После Рюделя синяя чаша перешла к Густаву Анро, который спел чистым и красивым голосом балладу «О прекрасной даме», чем вызвал слезы умиления самого принца, вспомнившего в этот момент о своей таинственной возлюбленной, благородной и прекрасной даме Мелиссине.
Выступление Шерри тоже было довольно-таки милым. Гасконец разогнал привнесенную Анро тоску веселой и бесшабашной солдатской песенкой.
Когда синяя чаша дошла до Пейре, он уже знал, что будет исполнять. Пригубив ароматное вино, он нежно прижал к груди белую лютню и запел.
Голос Пейре был чистым, как ручеек, который журчал и звенел по горным кручам, сверкая на солнце, точно драгоценные росписи волшебных гномов. Он пел о красотах своего края, о солнечном свете, майских танцах крестьянских девочек, пел о том, как можно мечтать о любви, видя в каждой смотрящей с ночного неба звезде отражение небесной возлюбленной.
Когда Пейре закончил пение и в воздухе отзвенел последний аккорд, все молчали. Удивленный и испуганный реакцией своих новых друзей Пейре обвел взглядом убранный для трапезы зал и увидел множество слуг и служанок, должно быть пришедших во время пения, да так и застывших, подобно соляным столбам.
Первым очнулся принц. По его лицу текли слезы, прозрачные глаза были широко открыты, казалось, что Он все еще наполнен чудесными звуками.
– Я слышал короля турнира! – произнес он. – Истинного короля трубадуров!

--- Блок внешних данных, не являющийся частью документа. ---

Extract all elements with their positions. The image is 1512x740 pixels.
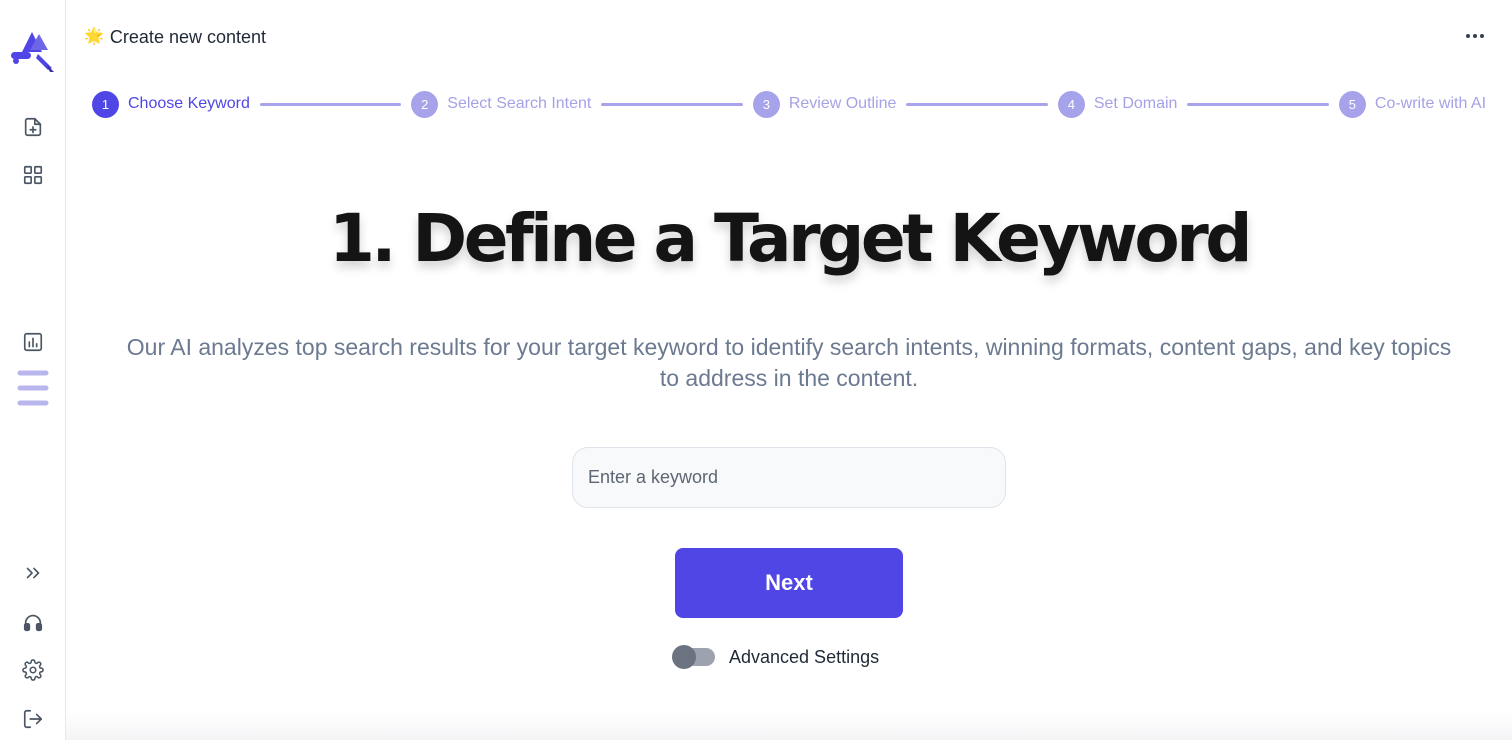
- sidebar: [0, 0, 66, 740]
- advanced-settings-label[interactable]: Advanced Settings: [729, 647, 879, 668]
- chevrons-right-icon[interactable]: [16, 556, 50, 590]
- hamburger-menu-icon[interactable]: [16, 366, 50, 410]
- step-connector: [1187, 102, 1329, 106]
- step-number: 1: [92, 90, 119, 118]
- step-label: Choose Keyword: [128, 95, 250, 112]
- app-logo[interactable]: [8, 24, 58, 74]
- step-co-write-with-ai[interactable]: 5 Co-write with AI: [1338, 90, 1487, 118]
- progress-stepper: 1 Choose Keyword 2 Select Search Intent …: [92, 90, 1486, 118]
- main-heading: 1. Define a Target Keyword: [328, 200, 1253, 277]
- advanced-settings: Advanced Settings: [672, 645, 879, 669]
- logout-icon[interactable]: [16, 702, 50, 736]
- step-label: Review Outline: [788, 95, 897, 112]
- step-set-domain[interactable]: 4 Set Domain: [1057, 90, 1178, 118]
- description-text: Our AI analyzes top search results for y…: [126, 334, 1452, 391]
- gear-icon[interactable]: [16, 653, 50, 687]
- step-review-outline[interactable]: 3 Review Outline: [752, 90, 897, 118]
- step-label: Set Domain: [1093, 95, 1178, 112]
- next-button[interactable]: Next: [675, 548, 903, 618]
- bar-chart-icon[interactable]: [16, 325, 50, 359]
- page-header: 🌟 Create new content: [84, 24, 266, 50]
- step-number: 4: [1057, 90, 1085, 118]
- page-title: Create new content: [109, 26, 267, 47]
- bottom-fade: [66, 712, 1512, 740]
- keyword-input[interactable]: [572, 447, 1006, 508]
- step-number: 3: [752, 90, 780, 118]
- step-connector: [906, 102, 1048, 106]
- step-choose-keyword[interactable]: 1 Choose Keyword: [92, 90, 250, 118]
- sparkle-icon: 🌟: [84, 28, 104, 45]
- step-connector: [601, 102, 743, 106]
- headphones-icon[interactable]: [16, 605, 50, 639]
- step-connector: [259, 102, 402, 106]
- advanced-settings-toggle[interactable]: [672, 645, 715, 669]
- grid-icon[interactable]: [16, 158, 50, 192]
- more-horizontal-icon[interactable]: [1462, 26, 1488, 46]
- step-number: 2: [411, 90, 439, 118]
- step-number: 5: [1338, 90, 1366, 118]
- step-label: Co-write with AI: [1374, 95, 1487, 112]
- new-document-icon[interactable]: [16, 110, 50, 144]
- step-label: Select Search Intent: [447, 95, 592, 112]
- toggle-knob: [672, 645, 696, 669]
- step-select-search-intent[interactable]: 2 Select Search Intent: [411, 90, 592, 118]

О том, как Пейре встретил посланника из замка, и какие тот принес вести
В тот вечер они еще долго беседовали о музыке, и Пейре даже попробовал поиграть на монохорде и гитаре. Как ни странно, немножко приладившись к незнакомым инструментам, он овладел ими и снова снискал успех.

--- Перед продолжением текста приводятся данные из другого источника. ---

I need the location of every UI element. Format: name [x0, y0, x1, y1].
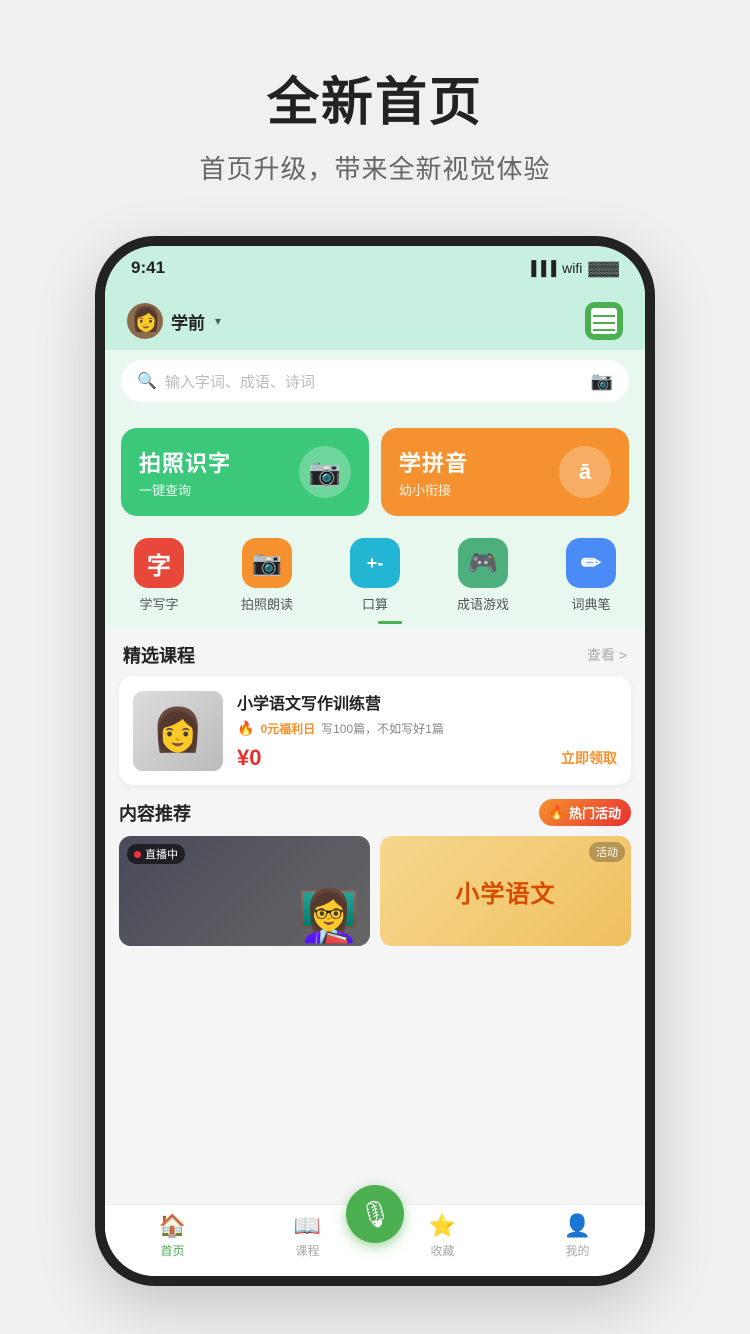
courses-more-link[interactable]: 查看 >: [587, 645, 627, 665]
recommend-title: 内容推荐: [119, 800, 191, 826]
grade-label: 学前: [171, 309, 205, 334]
tool-indicator: [378, 621, 402, 624]
course-price-row: ¥0 立即领取: [237, 745, 617, 771]
courses-icon: 📖: [294, 1213, 321, 1239]
tool-game-icon: 🎮: [458, 538, 508, 588]
recommend-section: 内容推荐 🔥 热门活动 👩‍🏫 直播中: [105, 799, 645, 946]
search-bar[interactable]: 🔍 输入字词、成语、诗词 📷: [121, 360, 629, 402]
nav-profile[interactable]: 👤 我的: [548, 1213, 608, 1259]
live-card[interactable]: 👩‍🏫 直播中: [119, 836, 370, 946]
fire-icon: 🔥: [237, 720, 254, 737]
app-header: 学前 ▾: [105, 290, 645, 350]
course-desc-row: 🔥 0元福利日 写100篇，不如写好1篇: [237, 720, 617, 737]
nav-home[interactable]: 🏠 首页: [143, 1213, 203, 1259]
page-subtitle: 首页升级，带来全新视觉体验: [199, 149, 550, 186]
courses-section-title: 精选课程: [123, 642, 195, 668]
tool-calc[interactable]: +- 口算: [321, 538, 429, 624]
quick-tools: 字 学写字 📷 拍照朗读 +- 口算 🎮 成语游戏 ✏ 词典笔: [105, 528, 645, 628]
top-section: 全新首页 首页升级，带来全新视觉体验: [0, 0, 750, 216]
nav-profile-label: 我的: [565, 1242, 589, 1259]
course-thumbnail: 👩: [133, 691, 223, 771]
bottom-nav: 🏠 首页 📖 课程 🎙 ⭐ 收藏 👤 我的: [105, 1204, 645, 1276]
teacher-avatar: 👩: [152, 706, 204, 755]
status-bar: 9:41 ▐▐▐ wifi ▓▓▓: [105, 246, 645, 290]
live-label: 直播中: [145, 846, 178, 862]
tool-pen-label: 词典笔: [571, 594, 610, 613]
nav-home-label: 首页: [160, 1242, 184, 1259]
claim-button[interactable]: 立即领取: [561, 748, 617, 768]
live-card-figure: 👩‍🏫: [298, 887, 360, 946]
course-slogan: 写100篇，不如写好1篇: [321, 720, 444, 737]
pinyin-button[interactable]: 学拼音 幼小衔接 ā: [381, 428, 629, 516]
page-title: 全新首页: [267, 60, 483, 135]
tool-game[interactable]: 🎮 成语游戏: [429, 538, 537, 624]
search-placeholder: 输入字词、成语、诗词: [165, 371, 583, 392]
course-info: 小学语文写作训练营 🔥 0元福利日 写100篇，不如写好1篇 ¥0 立即领取: [237, 690, 617, 771]
live-indicator-dot: [134, 851, 141, 858]
phone-content: 学前 ▾ 🔍 输入字词、成语、诗词 📷 拍照识字 一键查询 📷 学拼音: [105, 290, 645, 1276]
promo-tag: 0元福利日: [260, 720, 315, 737]
home-icon: 🏠: [159, 1213, 186, 1239]
activity-badge: 活动: [589, 842, 625, 862]
nav-courses-label: 课程: [295, 1242, 319, 1259]
tool-photo-read-label: 拍照朗读: [241, 594, 293, 613]
live-overlay: 直播中: [127, 844, 185, 864]
nav-favorites[interactable]: ⭐ 收藏: [413, 1213, 473, 1259]
nav-courses[interactable]: 📖 课程: [278, 1213, 338, 1259]
chevron-down-icon: ▾: [215, 314, 221, 328]
hot-badge-text: 热门活动: [569, 803, 621, 822]
course-card[interactable]: 👩 小学语文写作训练营 🔥 0元福利日 写100篇，不如写好1篇 ¥0 立即领取: [119, 676, 631, 785]
tool-write-icon: 字: [134, 538, 184, 588]
pinyin-btn-icon: ā: [559, 446, 611, 498]
content-area: 精选课程 查看 > 👩 小学语文写作训练营 🔥 0元福利日 写100篇，不如写好…: [105, 628, 645, 1204]
tool-photo-read-icon: 📷: [242, 538, 292, 588]
search-icon: 🔍: [137, 371, 157, 391]
nav-favorites-label: 收藏: [430, 1242, 454, 1259]
course-price: ¥0: [237, 745, 261, 771]
signal-icon: ▐▐▐: [526, 260, 556, 276]
photo-btn-main: 拍照识字: [139, 446, 231, 478]
tool-calc-icon: +-: [350, 538, 400, 588]
avatar: [127, 303, 163, 339]
tool-write-label: 学写字: [139, 594, 178, 613]
course-name: 小学语文写作训练营: [237, 690, 617, 714]
status-icons: ▐▐▐ wifi ▓▓▓: [526, 260, 619, 276]
camera-icon[interactable]: 📷: [591, 371, 613, 392]
recommend-header: 内容推荐 🔥 热门活动: [119, 799, 631, 826]
mic-button[interactable]: 🎙: [346, 1185, 404, 1243]
recommend-cards: 👩‍🏫 直播中 小学语文 活动: [119, 836, 631, 946]
fire-icon-2: 🔥: [549, 805, 565, 821]
battery-icon: ▓▓▓: [588, 260, 619, 276]
courses-section-header: 精选课程 查看 >: [105, 628, 645, 676]
tool-game-label: 成语游戏: [457, 594, 509, 613]
tool-pen[interactable]: ✏ 词典笔: [537, 538, 645, 624]
user-info[interactable]: 学前 ▾: [127, 303, 221, 339]
activity-card[interactable]: 小学语文 活动: [380, 836, 631, 946]
status-time: 9:41: [131, 258, 165, 278]
pinyin-btn-sub: 幼小衔接: [399, 480, 468, 499]
favorites-icon: ⭐: [429, 1213, 456, 1239]
activity-text: 小学语文: [456, 874, 556, 909]
calendar-button[interactable]: [585, 302, 623, 340]
tool-pen-icon: ✏: [566, 538, 616, 588]
photo-btn-icon: 📷: [299, 446, 351, 498]
feature-buttons: 拍照识字 一键查询 📷 学拼音 幼小衔接 ā: [105, 412, 645, 528]
tool-photo-read[interactable]: 📷 拍照朗读: [213, 538, 321, 624]
mic-icon: 🎙: [358, 1199, 391, 1230]
wifi-icon: wifi: [562, 260, 582, 276]
photo-btn-text: 拍照识字 一键查询: [139, 446, 231, 499]
pinyin-btn-text: 学拼音 幼小衔接: [399, 446, 468, 499]
profile-icon: 👤: [564, 1213, 591, 1239]
photo-recognition-button[interactable]: 拍照识字 一键查询 📷: [121, 428, 369, 516]
hot-badge: 🔥 热门活动: [539, 799, 631, 826]
photo-btn-sub: 一键查询: [139, 480, 231, 499]
phone-mockup: 9:41 ▐▐▐ wifi ▓▓▓ 学前 ▾ 🔍 输入字词、成语、诗词 📷: [95, 236, 655, 1286]
pinyin-btn-main: 学拼音: [399, 446, 468, 478]
tool-write[interactable]: 字 学写字: [105, 538, 213, 624]
tool-calc-label: 口算: [362, 594, 388, 613]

Захмелевшие друзья улеглись спать на соломенных подстилках прямо на полу. Принц спал на специальном деревянном настиле, поверх которого были положены шкуры каких-то животных.
Пейре лежал ближе всех к двери и размышлял о своем успехе и завтрашнем турнире. Ему следовало разыскать учителя, переодеться и прибыть на турнир задолго до других участников, так как он рассчитывал свести знакомства с трубадурами и, может быть, перенять от них новые музыкальные или поэтические идеи.
Внизу слуги все еще шуршали, убирая посуду, метя полы и закрывая двери. Пейре слушал их приглушенные голоса и думал о том, что для них он сейчас – благородный рыцарь, первый друг принца Рюделя и трубадур, голосом которого они до этого восхищались. Рядом с ним зашевелился Этьен Шерри. Пейре посмотрел в его сторону, трубадур приложил палец к губам и показал знаками, что желает, чтобы Пейре следовал за ним.
Вдвоем они выбрались из комнаты, спустились с лестницы, отодвинули дверной засов и, распахнув дверь, устроились на крылечке. Ночь выдалась прозрачной, так что небо было видно до самого его дна, и звезд на нем было в десять раз больше обычного.
– Принц, конечно, не музыкант, – гасконец помотал головой, отчего его черные длинные патлы закачались, словно диковинные подводные растения. – Но зато он поэт. То есть – поэт в душе и настоящий предсказатель. Клянусь спасением своей души, в жизни не видел человека, который бы чувствовал тоньше и вернее, нежели наш принц.
– Да, конечно, – Пейре сжал губы, боясь высказаться излишне резко насчет способностей столь высокочтимого сеньора.
– Ты не думай, что я или Густав злы на тебя за коня. Для нас лишь бы только принц был весел и здоров. А такое случается нечасто. Поэтому я сам буду молить моего господина и друга, чтобы он взял тебя к себе.
Пейре благодарно пожал руку гасконца.